Knowing the water’s chemistry make-up is critical in determining whether it is healthy for the fishes or not. Having test kits will aid you with that. Although helpful, these test kits are not really essential to having a healthy fish tank. Test kits only become highly necessary for getting rid of the guess work. They are pretty cheap for the peace of mind that they can provide you. So there’s no reason not to have them.

Here are some of the most important test kits that every fish keeper should have:

Ammonia test kit. It may be used to monitor the nitrogen cycle, so you will know if the first phase (rise of ammonia level) has taken place. Testing the water’s ammonia is also important when unexplained fish deaths occurred.

Ammonia concentration is measured in ppm. As low as 0.2ppm can already cause rapid fish deaths while as much as 0.02ppm is tolerable, though stressful, for fishes. The test kit cannot read that low ppm. So if it has sensed ammonia in water, its level must be lethal. Just don’t use this kit after using Amquel, an ammonia-neutralizing additive, because it gives false reading.
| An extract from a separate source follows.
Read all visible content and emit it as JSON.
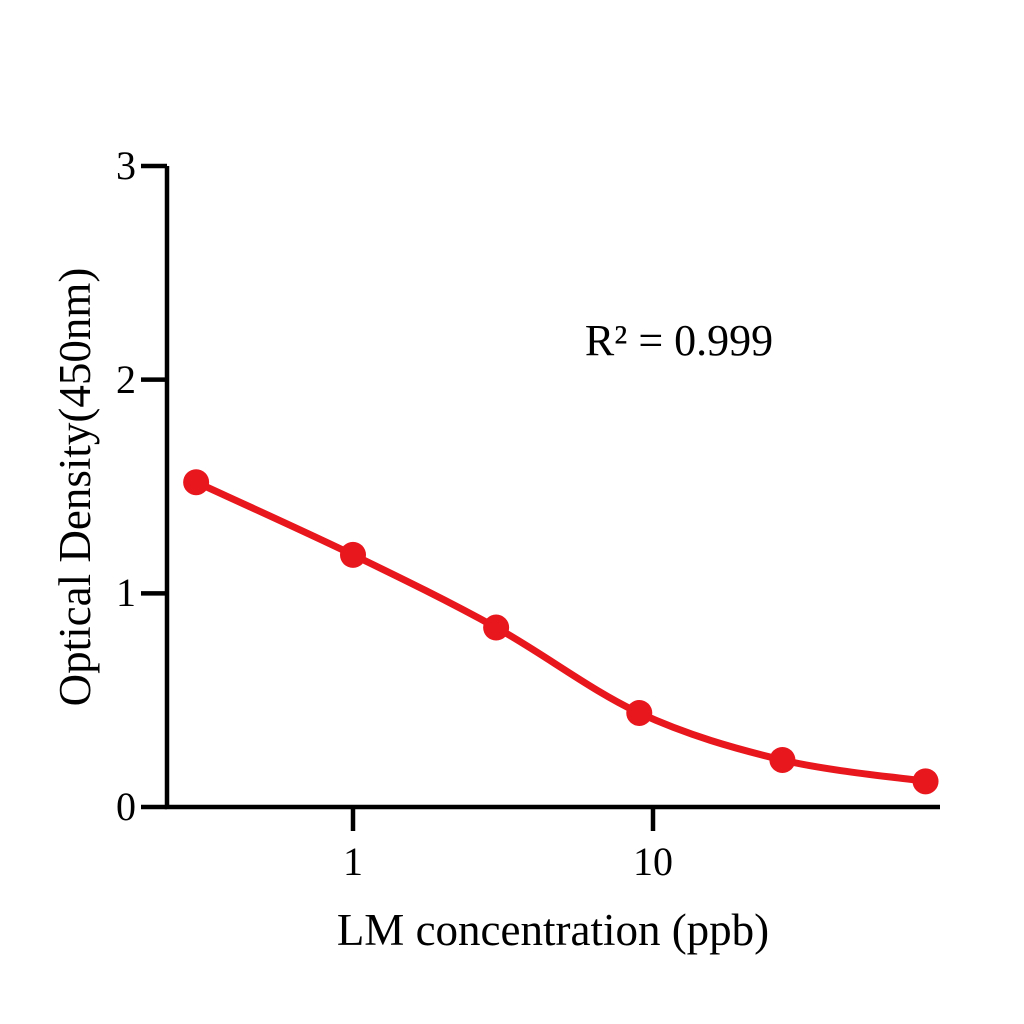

Nitrite test kit. Unlike an ammonia test kit, the nitrite test kit is only useful for the nitrogen cycle. If it got some traces of nitrite, the tank is probably on the second phase. Nitrite is also a fish-killer, but not as deadly as ammonia. If your fishes survived ammonia, they would probably survive nitrite, too. A 0.5ppm is still tolerable but a 10ppm nitrite concentration can be deadly.

Nitrate test kit. At least 50ppm nitrate concentration is considered lethal for fishes. If the kit read that much nitrate, then have a partial water change immediately. Nitrate test kits are typically useful after the nitrogen cycle. Using this kit during the cycle will only give false reading since this kit reads the nitrite and nitrate combined.

pH test kit. The level of water’s acidity is measured with pH. This kit becomes necessary to know whether the water’s pH is still stable. Adding tank decorations disturb the water’s pH. In this case, pH check is needed to make sure that the water is still ideal for the fishes.

General Hardness kit. This kit is used to determine the water’s exact hardness level. Having one is okay but it’s not as necessary as the mentioned kits above. It’s already enough to know whether your water is hard or soft, and you don’t need a kit to know that. Simply ask the local water utility.

Carbonated Hardness kit. Like the GH kit, this one is not really necessary. It’s easy to know whether the CH level is high enough if the water’s pH is stable. Get this kit if you plan to tame plants and inject them with carbon dioxide. Have this one also in case you need to modify the water’s pH level.

Beginner fish keepers will find these kits highly important for familiarizing water chemistry. The need for these kits will lessen as you become an experienced fish keeper. For now, it’s good that you know that there are kits used to measure the important elements that compose your tank’s water.